つまりSWOTの4要素で色分けしたい場合はそれだけで4色、さらに社長の想い(地域貢献したいなど)まで色を付ける場合はさらに色数が必要です。
たくさんの色を使うのはメリット・デメリットがあります。
メリット
- 色分けが完成すれば解答要素を見つけやすくなる
デメリット
- 色分けすること自体に集中力が割かれ、与件文の読み込みが浅くなる
- 机の上が蛍光ペン・マーカーなどでごちゃごちゃになる
これについても、両方やってみて自分がやりやすい方法を見つけることが大切です。
試験開始後50~60分後くらいまで
問題用紙から切り取った余白部分を使い、走り書き程度のメモで良いので、解答に使う情報(解答要素)を整理します。
メモの取り方についても正解は無く、
キーワードとなる単語を数個並べただけで解答を作成し始める(解答用紙に記入し始める)人
解答の下書きに近いところまでメモ書きを作ってから、解答用紙に記入し始める人
などなど色々です。
~試験終了まで
これはもう、解答用紙を可能な限り全て埋めて、あとは残り時間をチェックするしかやることはありません。
もちろん、最後の最後に受験番号の記入忘れ・間違いが無いかを確認するのを忘れずに。
あなたは速攻派?遅攻派?見極めは慎重に
2次試験の時間の使い方には大きく分けて2つあると思います。
- 速攻派:試験開始から40~50分くらいまでにはひとまず解答欄を埋める
とにかく一刻も早く解答欄を埋めてしまい、残りの時間で余裕を持ってチェック・修正する - 遅攻派:試験終了まで時間を使い切って解答欄を埋める
解答作成後のチェックは最低限で良いので解答作成に時間をかける
上に書いた時間の使い方はこちらです。
余裕を持ってチェックできる分、速攻派の方が優れているように思えますが、これも人により向き不向きがあります。
独断と偏見による速攻派・遅攻派の比較
速攻派 | 遅攻派 | |
得意・不得意 適性など | 与件文を読むのが速い 解答要素をまとめるのが速い 解答を書くのが速い | 速読が苦手 ⇒与件文を慎重に読みたい 解答要素を慎重にまとめたい 解答を落ち着いて書きたい |
メリット | 早く解答欄を埋めることで、いったんプレッシャーから解放されてから落ち着いて解答を見直すことができる | 与件文の見落としなどを極力減らせる |
デメリット | 解答作成を急ぐことによるミスの可能性。 | 最終チェックできる時間が短くなる |
向いている人 | 速く読み速く書けて、思い込みが少ない人 | 速攻派は自分には無理だと思った人 |
上の表を読むと何となく伝わるかもしれませんが、私は遅攻派です。
理由としては、
- 急いで読むと見落としが多い
⇒2次試験ではキーワード1つ見落としただけで致命傷になりかねません。 - 一度書いた解答を客観的に見直すのは相乗以上に難しい
⇒試験が終わってからならともかく、試験中に「この設問への解答への方向性はこれだ!」と一度思い込んでしまうと、ニュートラルな視点でチェックすることはかなり難しいです。(少なくとも私にとっては)

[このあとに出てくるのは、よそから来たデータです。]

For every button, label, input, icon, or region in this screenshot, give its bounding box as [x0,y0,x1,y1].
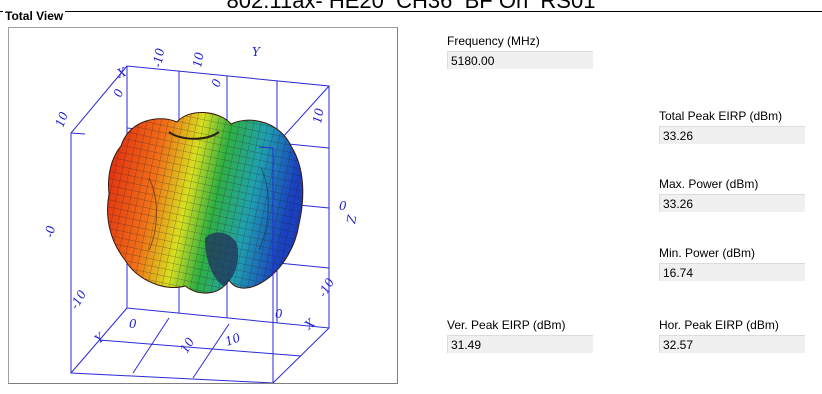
tick-z-bottom: -10 [315,275,337,299]
tick-top-minus10: -10 [150,47,167,69]
axis-label-z: Z [344,213,360,225]
tick-bottom-ten: 10 [177,335,197,356]
pattern-3d-view: X -10 10 Y 0 0 10 -0 10 0 Z -10 -10 0 Y … [42,45,360,383]
radiation-lobe [107,111,304,294]
hor-peak-eirp-field: Hor. Peak EIRP (dBm) 32.57 [659,318,805,353]
radiation-pattern-plot[interactable]: X -10 10 Y 0 0 10 -0 10 0 Z -10 -10 0 Y … [8,27,398,384]
tick-top-zero: 0 [111,87,127,99]
max-power-value[interactable]: 33.26 [659,194,805,212]
min-power-label: Min. Power (dBm) [659,246,756,260]
tick-top-zero-right: 0 [209,77,225,89]
frequency-field: Frequency (MHz) 5180.00 [447,34,593,69]
tick-left-minus: -0 [42,224,58,238]
group-title: Total View [3,9,66,23]
total-peak-eirp-label: Total Peak EIRP (dBm) [659,109,783,123]
max-power-field: Max. Power (dBm) 33.26 [659,177,805,212]
window-title-strip: 802.11ax- HE20_CH36_BF On_RS01 [0,0,822,12]
min-power-field: Min. Power (dBm) 16.74 [659,246,805,281]
tick-bottom-zero: 0 [129,317,137,331]
axis-label-x-bottom: X [301,316,318,333]
ver-peak-eirp-label: Ver. Peak EIRP (dBm) [447,318,566,332]
tick-top-ten: 10 [190,51,207,69]
max-power-label: Max. Power (dBm) [659,177,759,191]
hor-peak-eirp-label: Hor. Peak EIRP (dBm) [659,318,779,332]
box-front-edges [70,132,274,383]
tick-left-ten: 10 [53,110,72,129]
frequency-label: Frequency (MHz) [447,34,540,48]
tick-bottom-ten-2: 10 [223,330,242,349]
frequency-value[interactable]: 5180.00 [447,51,593,69]
tick-z-zero: 0 [339,199,347,213]
hor-peak-eirp-value[interactable]: 32.57 [659,335,805,353]
ver-peak-eirp-value[interactable]: 31.49 [447,335,593,353]
axis-label-y-top: Y [252,45,261,59]
tick-bottom-zero2: 0 [275,307,283,321]
window-title: 802.11ax- HE20_CH36_BF On_RS01 [0,0,822,12]
tick-z-top: 10 [310,107,327,125]
total-peak-eirp-value[interactable]: 33.26 [659,126,805,144]
title-divider [0,11,822,12]
total-peak-eirp-field: Total Peak EIRP (dBm) 33.26 [659,109,805,144]
ver-peak-eirp-field: Ver. Peak EIRP (dBm) 31.49 [447,318,593,353]
min-power-value[interactable]: 16.74 [659,263,805,281]
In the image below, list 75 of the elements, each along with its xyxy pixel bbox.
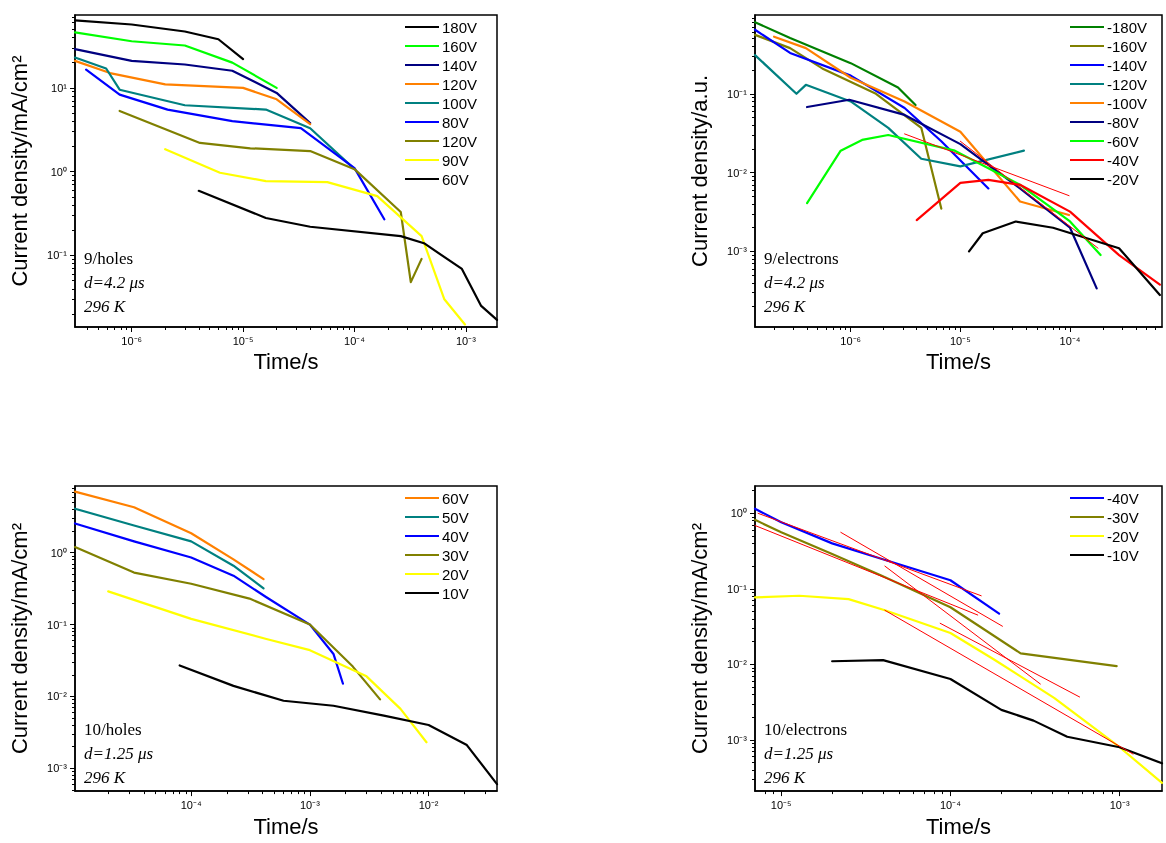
- x-tick-label: 10⁻²: [418, 798, 439, 811]
- annotation: 9/electrons: [764, 249, 839, 268]
- legend-label: -100V: [1107, 94, 1148, 112]
- annotation: d=1.25 μs: [84, 744, 154, 763]
- y-tick-label: 10⁻¹: [47, 618, 68, 631]
- annotation: 9/holes: [84, 249, 134, 268]
- legend-label: 140V: [442, 56, 478, 74]
- legend-label: -120V: [1107, 75, 1148, 93]
- y-tick-label: 10⁻¹: [727, 87, 748, 100]
- annotation: 296 K: [84, 768, 127, 787]
- legend-label: -30V: [1107, 508, 1139, 526]
- legend-label: 20V: [442, 565, 469, 583]
- x-tick-label: 10⁻³: [299, 798, 321, 811]
- x-tick-label: 10⁻⁶: [840, 334, 862, 347]
- legend-label: 120V: [442, 132, 478, 150]
- annotation: d=1.25 μs: [764, 744, 834, 763]
- x-tick-label: 10⁻³: [1109, 798, 1130, 811]
- y-axis-title: Current density/mA/cm²: [6, 523, 32, 755]
- x-tick-label: 10⁻⁵: [770, 798, 792, 811]
- y-tick-label: 10⁻¹: [727, 582, 748, 595]
- y-axis-title: Current density/a.u.: [686, 75, 712, 267]
- legend-label: 160V: [442, 37, 478, 55]
- x-tick-label: 10⁻⁶: [121, 334, 143, 347]
- legend-label: 90V: [442, 151, 469, 169]
- legend-label: -10V: [1107, 546, 1139, 564]
- x-tick-label: 10⁻⁴: [1059, 334, 1081, 347]
- annotation: 296 K: [764, 768, 807, 787]
- legend-label: -160V: [1107, 37, 1148, 55]
- x-tick-label: 10⁻⁵: [949, 334, 971, 347]
- legend-label: 180V: [442, 18, 478, 36]
- y-tick-label: 10⁰: [50, 165, 67, 178]
- x-axis-title: Time/s: [253, 349, 319, 375]
- legend-label: -60V: [1107, 132, 1139, 150]
- legend-label: 80V: [442, 113, 469, 131]
- annotation: 296 K: [84, 297, 127, 316]
- y-tick-label: 10¹: [51, 81, 68, 94]
- x-axis-title: Time/s: [253, 813, 319, 839]
- y-tick-label: 10⁻²: [727, 658, 748, 671]
- legend-label: -40V: [1107, 489, 1139, 507]
- legend-label: 50V: [442, 508, 469, 526]
- annotation: 10/electrons: [764, 720, 848, 739]
- y-tick-label: 10⁻²: [47, 690, 68, 703]
- x-axis-title: Time/s: [925, 813, 992, 839]
- legend-label: 10V: [442, 584, 469, 602]
- annotation: d=4.2 μs: [764, 273, 825, 292]
- annotation: 10/holes: [84, 720, 142, 739]
- legend-label: -140V: [1107, 56, 1148, 74]
- legend-label: -40V: [1107, 151, 1139, 169]
- y-axis-title: Current density/mA/cm²: [686, 523, 712, 755]
- x-tick-label: 10⁻⁴: [344, 334, 366, 347]
- legend-label: -20V: [1107, 170, 1139, 188]
- legend-label: 100V: [442, 94, 478, 112]
- y-tick-label: 10⁻³: [727, 245, 748, 258]
- legend-label: -80V: [1107, 113, 1139, 131]
- legend-label: -180V: [1107, 18, 1148, 36]
- x-tick-label: 10⁻³: [455, 334, 477, 347]
- y-axis-title: Current density/mA/cm²: [6, 55, 32, 287]
- x-tick-label: 10⁻⁴: [939, 798, 962, 811]
- y-tick-label: 10⁰: [50, 546, 67, 559]
- legend-label: 120V: [442, 75, 478, 93]
- legend-label: 40V: [442, 527, 469, 545]
- y-tick-label: 10⁰: [730, 507, 747, 520]
- x-tick-label: 10⁻⁵: [232, 334, 254, 347]
- legend-label: 60V: [442, 170, 469, 188]
- y-tick-label: 10⁻³: [727, 733, 748, 746]
- y-tick-label: 10⁻³: [47, 762, 68, 775]
- x-axis-title: Time/s: [925, 349, 992, 375]
- y-tick-label: 10⁻¹: [47, 249, 68, 262]
- legend-label: 60V: [442, 489, 469, 507]
- x-tick-label: 10⁻⁴: [180, 798, 202, 811]
- annotation: 296 K: [764, 297, 807, 316]
- y-tick-label: 10⁻²: [727, 166, 748, 179]
- legend-label: -20V: [1107, 527, 1139, 545]
- legend-label: 30V: [442, 546, 469, 564]
- annotation: d=4.2 μs: [84, 273, 145, 292]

特に2次試験の解答は「多面的な方が良い」とされています。1つの視点から書き上げてしまった解答に対して
そう言えば、この論点も必要だった!!!
と後から気づくのは私にとっては難易度が高いと感じました。
「多面的な解答」とは何なのか
仮にあなたが医師だったとします。
健康上の問題から本気でダイエットしなければいけない人に対して
とりあえず食事を減らせばOKです!
と伝えたらそれは良い助言と言えるでしょうか?
これはヤバい…
当然、答えはNO!のはずです。痩せないとヤバいという人に対して真剣に助言しようと思ったら、適度な運動や食事、それから生活習慣についても触れなければなりません。
中小企業診断士が経営者に対してする助言も同じです。今起きている問題を解決するために助言せよ、と言われたら重要な項目を一通り網羅するのが自然な流れだと思います。
ということは、
今後A社が必要な人材を確保するための施策を助言せよ
と問われて、離職率を低下させる施策ばかり書いて採用について全く触れなかったら、それは前述の「とりあえず食事を減らせばOK」と同じ次元になってしまうということです。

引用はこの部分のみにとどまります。